Des grappes dorées, des sécateurs en mouvement, quelques portraits de vendangeurs et cette belle lumière de septembre sur les coteaux d’Ayze. Le reportage était soigneusement imaginé, seulement, les vendanges ont leur propre rythme, elles n’attendent ni les appareils photo ni les programmes bien préparés.

Pendant vingt-quatre heures, j’ai découvert trois univers, trois façons de vivre la vigne, sur un seul et même territoire. Je pensais suivre le fil des vendanges ; ce sont finalement les rencontres qui ont écrit le récit. Des rencontres spontanées, improbables, que rien n’aurait pu prévoir et qui m’ont entraînée bien plus loin que prévu.

Chez Caroline Baudin, le raisin est rentré… l’aventure commence

Le samedi après-midi, lorsque j’arrive chez Caroline Baudin, la récolte est déjà rentrée. Le gringet a été vendangé, les équipes sont revenues des parcelles et le premier pressoir est en marche.

Caroline, est heureuse. Cela se lit immédiatement dans son sourire, son énergie et cette agitation joyeuse qui règne autour d’elle. Après des mois à observer le ciel, à accompagner la vigne et à attendre le bon moment, le raisin est enfin à l’abri. Autour d’elle, l’ambiance est directe et spontanée. Les amis sont là, les mains trouvent naturellement quelque chose à faire et chacun semble entrer sans cérémonie dans le mouvement collectif.

Pendant que l’équipe fait une pause, je décide de repartir seule dans les vignes. Puisque je n’ai pas vu les vendanges, je trouverai peut-être encore quelques vendangeurs au travail, quelques grappes oubliées ou simplement un peu de cette lumière que j’étais venue chercher.

« Venez voir ce qui se passe là-haut »

Au détour d’une vigne, je croise une femme. Comme je le fais assez naturellement, je lui dis bonjour et lui demande ce qui se passe plus haut, d’où proviennent les voix et le bruit que j’entends. Elle ne se contente pas de me répondre, elle m’invite à venir voir.

Je la suis jusqu’à une grange et découvre alors un pressoir manuel ancien absolument extraordinaire. Pas un objet décoratif ni une pièce de musée soigneusement immobilisée : un pressoir vivant, encore en activité, dont le bois, la mécanique et les dimensions racontent immédiatement un autre rapport au temps.

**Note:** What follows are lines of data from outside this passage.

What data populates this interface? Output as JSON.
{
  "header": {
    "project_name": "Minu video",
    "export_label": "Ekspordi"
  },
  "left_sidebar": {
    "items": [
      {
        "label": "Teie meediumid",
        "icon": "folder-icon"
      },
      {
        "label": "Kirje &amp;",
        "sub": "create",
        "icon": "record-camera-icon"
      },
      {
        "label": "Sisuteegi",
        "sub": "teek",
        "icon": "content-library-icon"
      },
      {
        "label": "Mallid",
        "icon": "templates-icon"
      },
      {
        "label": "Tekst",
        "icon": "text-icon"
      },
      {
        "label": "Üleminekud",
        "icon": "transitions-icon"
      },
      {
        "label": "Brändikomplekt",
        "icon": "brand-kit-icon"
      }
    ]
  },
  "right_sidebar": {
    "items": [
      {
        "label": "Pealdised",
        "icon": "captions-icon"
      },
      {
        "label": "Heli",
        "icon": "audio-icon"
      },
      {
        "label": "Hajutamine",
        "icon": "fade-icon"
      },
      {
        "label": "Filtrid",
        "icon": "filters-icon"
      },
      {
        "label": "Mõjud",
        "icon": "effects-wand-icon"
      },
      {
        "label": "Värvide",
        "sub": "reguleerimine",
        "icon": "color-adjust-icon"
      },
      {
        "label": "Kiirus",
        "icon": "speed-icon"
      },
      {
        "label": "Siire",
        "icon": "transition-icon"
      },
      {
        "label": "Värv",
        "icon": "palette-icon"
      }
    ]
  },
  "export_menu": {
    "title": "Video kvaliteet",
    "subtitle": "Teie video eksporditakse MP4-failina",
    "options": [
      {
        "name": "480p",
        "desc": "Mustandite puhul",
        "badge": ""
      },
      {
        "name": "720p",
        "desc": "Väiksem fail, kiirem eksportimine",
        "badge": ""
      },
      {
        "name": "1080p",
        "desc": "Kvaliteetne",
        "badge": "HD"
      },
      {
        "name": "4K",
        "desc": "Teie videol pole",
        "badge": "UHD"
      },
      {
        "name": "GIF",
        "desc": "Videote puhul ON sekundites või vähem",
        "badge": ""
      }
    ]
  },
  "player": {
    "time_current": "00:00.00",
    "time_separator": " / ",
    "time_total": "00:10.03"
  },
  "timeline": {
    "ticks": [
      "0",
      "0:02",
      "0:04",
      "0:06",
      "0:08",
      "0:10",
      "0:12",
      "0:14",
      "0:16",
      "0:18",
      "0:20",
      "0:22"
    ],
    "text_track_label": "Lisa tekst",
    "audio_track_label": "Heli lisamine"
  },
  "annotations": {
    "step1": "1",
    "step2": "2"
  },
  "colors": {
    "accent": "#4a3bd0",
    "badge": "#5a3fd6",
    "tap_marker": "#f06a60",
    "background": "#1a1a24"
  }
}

Dans la grange, je rencontre son mari, Patrick. Tous deux m’accueillent avec une spontanéité désarmante. Patrick me montre le pressoir, le met en mouvement, m’explique son fonctionnement et raconte les gestes. Son épouse ouvre les portes, apporte les bouteilles et complète le récit. Ils produisent ici une toute petite quantité de vin familial, qui n’est pas commercialisée. Ils vinifient pour eux, pour leur plaisir et pour continuer à faire vivre ce pressoir et ce savoir-faire qui existe depuis des décennies dans leur famille. L’ambiance qui règne dans le caveau est electrisante, les plus jeunes pressent, les anciens regardent et l’energie est communicative. Ils me font goûter leurs vins. Ils répondent à toutes mes questions. En quelques minutes, ces deux inconnus et leur tribu me prennent presque sous leur aile, comme si ma visite avait été organisée depuis des semaines. Pourtant, rien n’était prévu, j’étais simplement partie marcher dans les vignes.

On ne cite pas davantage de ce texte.